Tony Mastroianni Review Collection

"Front Page" is still a merry scoop

Cleveland Press October 20, 1973

Get over to the Play House Euclid-77th theater and take a look at the sort of farce-melodrama the latest shows can only suggest but never deliver.

The Play House opened its 58th season last night with a revival of the 1928 hit play, "The Front Page." At age 45 the play isn't quite a classic but it has aged well.

This is a rollicking, exuberant, energetic, exaggerated, Iarger-than-life kind of play. It is the archetype newspaper drama in which reporters wisecrack, wear their hats on the backs of their heads and give their imaginations full rein when covering a story.

The play has been staged and played straight -- no camping, no updating. It's still a delight, an evening of fun. There's no deep meaning, no need to look for it.

Is it a bad play for all that? Not at all. If there is anything dated about "The Front Page" it is its demonstration of a kind of play writing that had but one function -- to keep audiences happy, to grab them and hold them and delight them.

Last night's audience was caught up with the excitement and impudence of the play. The melodrama was there in full force but before you could scoff at the melodramatic excitement for being what it was, the play scoffed at it first by capping every scene with a burst of cynical humor.

The setting is the reporters' room of the criminal courts building in Chicago. The place is dingy, dirty and its residents are cheerfully cynical, heartless and foul-mouthed. In another day this was fairly raucous; racy stuff. But cursing has fallen upon dark days and unless a play goes all the way with a hefty selection, of four-letter vulgarities it just isn't modern. The cursing in "The Front Page" doesn't have any four-letter words, clearly a dated work

Playwrights Ben Hecht and Charles MacArthur spun their several plots and wove them together well. The reporters are waiting for the early morning hanging of a convicted murderer, a hanging that will enhance the political futures of the sheriff and the mayor.

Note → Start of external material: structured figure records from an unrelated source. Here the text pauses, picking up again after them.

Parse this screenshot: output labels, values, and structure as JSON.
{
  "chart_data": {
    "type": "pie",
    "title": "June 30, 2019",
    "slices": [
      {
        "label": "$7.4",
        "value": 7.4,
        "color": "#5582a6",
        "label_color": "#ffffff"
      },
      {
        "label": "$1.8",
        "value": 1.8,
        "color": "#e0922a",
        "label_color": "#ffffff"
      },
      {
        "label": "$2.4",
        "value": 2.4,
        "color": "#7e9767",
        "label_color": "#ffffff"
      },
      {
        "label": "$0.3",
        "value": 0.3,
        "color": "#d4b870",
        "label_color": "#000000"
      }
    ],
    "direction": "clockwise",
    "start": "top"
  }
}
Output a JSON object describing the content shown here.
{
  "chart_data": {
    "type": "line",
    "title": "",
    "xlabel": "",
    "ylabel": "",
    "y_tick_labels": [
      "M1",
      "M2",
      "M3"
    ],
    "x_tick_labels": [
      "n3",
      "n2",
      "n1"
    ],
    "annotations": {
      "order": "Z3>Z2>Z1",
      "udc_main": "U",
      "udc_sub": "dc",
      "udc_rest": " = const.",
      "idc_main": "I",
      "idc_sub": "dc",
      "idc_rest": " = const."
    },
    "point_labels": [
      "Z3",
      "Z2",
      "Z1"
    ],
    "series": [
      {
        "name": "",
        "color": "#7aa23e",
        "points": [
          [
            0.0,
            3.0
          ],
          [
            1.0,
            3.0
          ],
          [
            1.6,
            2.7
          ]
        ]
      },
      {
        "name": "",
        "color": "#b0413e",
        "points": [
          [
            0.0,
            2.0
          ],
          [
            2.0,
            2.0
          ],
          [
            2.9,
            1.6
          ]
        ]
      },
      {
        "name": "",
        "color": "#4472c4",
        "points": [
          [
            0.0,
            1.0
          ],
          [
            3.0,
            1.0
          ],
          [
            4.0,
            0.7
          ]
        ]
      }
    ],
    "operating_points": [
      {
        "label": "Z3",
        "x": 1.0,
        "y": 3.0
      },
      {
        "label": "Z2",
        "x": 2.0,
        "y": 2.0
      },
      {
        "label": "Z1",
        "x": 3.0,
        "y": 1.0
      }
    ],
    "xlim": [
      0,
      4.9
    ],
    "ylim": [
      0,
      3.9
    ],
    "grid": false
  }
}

One of their number, ace reporter Hildy Johnson, has come to say farewell, to inform them that he is turning his back on this nonsense and instead is getting married and is acquiring an advertising job in New York.

But before he can say "I do" there is a jailbreak and Hildy finds himself the sole possessor of the story and, later, possessor of the escaped prisoner.

What results is a whirlwind of reporters, a bride to-be, her mother, assorted police and deputies, a kindhearted prostitute and one managing editor -- one being enough.

Managing editor Walter Burns doesn't show up until late in the second act. No character has ever entered a play so late and dominated it so completely.

He is cynical, deceptive, mean. He's a tyrant, a perfect managing editor.

James Broderick plays him in a soft-voiced, nonchalant style rather than barking or shouting. The result is a cunning, Machiavellian quality to which most managing editors can only wistfully aspire.

Burns' immediate aims are to get the story, expose the inept sheriff and conniving mayor, and block Hildy's plans. Since good guys finish last, Walter Burns, naturally, finishes first.

Victor Caroli is a fine, dapper, smooth-talking Hildy Johnson. Robert Snook bumbles beautifully as the dumb sheriff. Robert Allman is effectively venal as the mayor. Kerry Slattery is attractive as the girlfriend. Julia Curry appropriately played it straight as the girl of the streets. Evie McElroy is a small riot as the mother.

All of this is well-staged by director Thomas Gruenewald although there were moments when the play seemed to require a faster, more breathless pace.